Some days, free-falling fragments still hit me wherever I happen to be standing. At a funeral last year, an extended relative who I hadn’t seen in years said to me: “We couldn’t wait for the weekend so we could go to your parents place! In those days, Toronto was so small and there was no place to go. Come Friday night… scappa… out from work. At your parents’ house we had so much fun.”
Although Dad’s hospital stay saved his life, it was the beginning of a recovery that lasted years. His heart attack propelled us into the giant swimming pool of life and we swiftly learned to tread water. Mostly I remember watching Gilligan’s Island after school and playing with my sister while waiting for Mom to come home from her daily hospital visits. Nonna was always there. She’d cook pasta, then clutch her rosary and stare out the front window. It seemed as if someone had turned off the music in our lives.
By the time Dad came home in March, each of us had fallen into various states of brooding. Dad for his beloved Lucky Strikes, a two-pack-a-day habit he ditched on doctor’s orders. Mom for new ways of cooking besides the dip-it-in-egg, then breadcrumbs and fry method. And my sister and I for our favorite crusty Italian bread, pastries, salami e salametti, potato croquettes, arancini, Ma’s sky-high pizza pies, and the Sunday pasta al forno she used to bake loaded with chunks of ham and mozzarella cheese. "Time for a whole new diet," announced the doctor. "And no visitors, just lots of rest." I cried inwardly for my cousins and the large family gatherings. I missed them, but we had to face the music…or lack of music… for as long as it would take for Dad to recover.
In came The Osterizer, the new family blender purchased to whip up health and nutrition, and other nightmare concoctions like Breakfast in a Glass. The kitchen table became our battle zone. Our lovely, chunky Italian bread swapped places nightly with thin slices of brown toast bread until Mom started baking her own.

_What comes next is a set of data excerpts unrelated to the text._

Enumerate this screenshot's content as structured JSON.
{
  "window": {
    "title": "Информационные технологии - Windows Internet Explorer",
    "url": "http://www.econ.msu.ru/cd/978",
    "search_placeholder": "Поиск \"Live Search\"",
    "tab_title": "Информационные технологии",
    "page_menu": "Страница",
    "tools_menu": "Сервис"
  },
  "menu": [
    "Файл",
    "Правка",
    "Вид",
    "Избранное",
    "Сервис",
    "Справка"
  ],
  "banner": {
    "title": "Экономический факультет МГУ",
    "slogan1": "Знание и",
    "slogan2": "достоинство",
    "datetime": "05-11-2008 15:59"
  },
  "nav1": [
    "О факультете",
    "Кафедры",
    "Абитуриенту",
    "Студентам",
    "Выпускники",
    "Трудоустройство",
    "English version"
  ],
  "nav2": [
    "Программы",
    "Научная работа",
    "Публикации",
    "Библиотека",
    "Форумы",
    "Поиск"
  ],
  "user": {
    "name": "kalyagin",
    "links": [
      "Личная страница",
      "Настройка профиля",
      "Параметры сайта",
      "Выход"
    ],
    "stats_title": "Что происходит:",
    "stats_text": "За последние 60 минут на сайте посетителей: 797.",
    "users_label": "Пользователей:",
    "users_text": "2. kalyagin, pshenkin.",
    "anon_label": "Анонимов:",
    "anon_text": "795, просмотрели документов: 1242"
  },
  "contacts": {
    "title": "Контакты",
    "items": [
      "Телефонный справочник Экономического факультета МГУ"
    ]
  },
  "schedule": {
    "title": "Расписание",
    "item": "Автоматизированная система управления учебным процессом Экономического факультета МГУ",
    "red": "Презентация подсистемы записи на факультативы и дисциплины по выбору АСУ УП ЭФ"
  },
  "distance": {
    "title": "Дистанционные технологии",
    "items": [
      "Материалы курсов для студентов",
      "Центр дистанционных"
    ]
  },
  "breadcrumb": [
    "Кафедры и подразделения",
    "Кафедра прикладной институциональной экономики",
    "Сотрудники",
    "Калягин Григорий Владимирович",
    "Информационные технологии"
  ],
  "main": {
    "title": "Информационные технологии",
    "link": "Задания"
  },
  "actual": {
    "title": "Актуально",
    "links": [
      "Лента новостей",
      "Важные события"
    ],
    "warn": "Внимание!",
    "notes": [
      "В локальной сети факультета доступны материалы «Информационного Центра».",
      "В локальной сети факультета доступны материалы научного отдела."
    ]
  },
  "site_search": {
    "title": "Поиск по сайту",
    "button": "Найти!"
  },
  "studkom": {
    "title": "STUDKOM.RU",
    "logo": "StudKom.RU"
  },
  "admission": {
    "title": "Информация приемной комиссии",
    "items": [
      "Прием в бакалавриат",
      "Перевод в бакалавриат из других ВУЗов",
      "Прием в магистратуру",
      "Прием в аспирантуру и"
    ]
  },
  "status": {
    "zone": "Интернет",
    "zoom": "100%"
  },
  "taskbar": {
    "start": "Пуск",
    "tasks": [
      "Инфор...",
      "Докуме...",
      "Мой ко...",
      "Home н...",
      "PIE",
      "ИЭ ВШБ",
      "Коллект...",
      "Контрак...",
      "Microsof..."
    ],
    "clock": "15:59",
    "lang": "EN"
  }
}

And skim milk subbed in for red wine. Just who was this crazy doctor? Son of a badda-bing. My sister and I were too young to understand and we hated him for issuing such mean-spirited rules.
By force—that’s how I joined Healthy Eating Anonymous. Feelings about my membership have evolved over the years from Tearful Rookie to Diet Natzi—I transformed into an unquestionable fanatic after my kids were born. I’ve calmed down a bit, though I opt for healthy alternatives for everything that crosses my path. That’s how this Quiche-tatta came to be. It features a brown-rice crust that’s better for your heart. And since this is Heart Month, why not give it a try? My recipe is below. As for my dad, he’ll be 88 next month. We’re thankful he’s still here to lecture us on what not to eat. To our relief, Mom put the Osterizer away years ago. Though she's not pureeing them anymore, she's still Queen of Vegetables. Like every family, we’ve shared good times and bad. I like the way Dean Martin sings about it here. http://www.youtube.com/watch?v=mv9PSkNkUfs
And now the Quiche-tatta:
For the crust: mix together 2 cups of cooked brown rice, an egg, 3 tablespoons of crushed flax seeds, a tablespoon of parmiggiano cheese and a little salt in a bowl. Blend well, then transfer it to a pie plate (greased with olive oil first) and pat down so it’s even all around like a regular pie crust. Because I often use whatever leftover rice I have on hand, at times I only have enough rice for the bottom. Bake about 12 minutes or until firm in a 350F oven.
For the filling: Beat 4 eggs with whatever leftover vegetables you have on hand (this time I used a ½ cup of broccoli, a few mushrooms and chopped cooking onion but I’ve used spinach and rapini, too) with 2 to 3 tablespoons of grated cheese. Cheddar and parmiggiano make a nice combo. Thin slightly with 1 or 2 tablespoons of milk. Season with salt and pepper and dried parsley. My kids don't like fresh parsley but I still use small amounts in soups and resort to the dried flakes everywhere else and they've yet to notice. Clorophyll is good for you! Add this filling to your par-baked rice crust and top your quiche-tatta with fresh tomato slices. Bake at 350F for about 40 minutes. Allow to cool slightly before cutting and serving. Great for lunches if your kids are tired of sandwiches. Just don’t mention the brown rice, flax and parsley parts.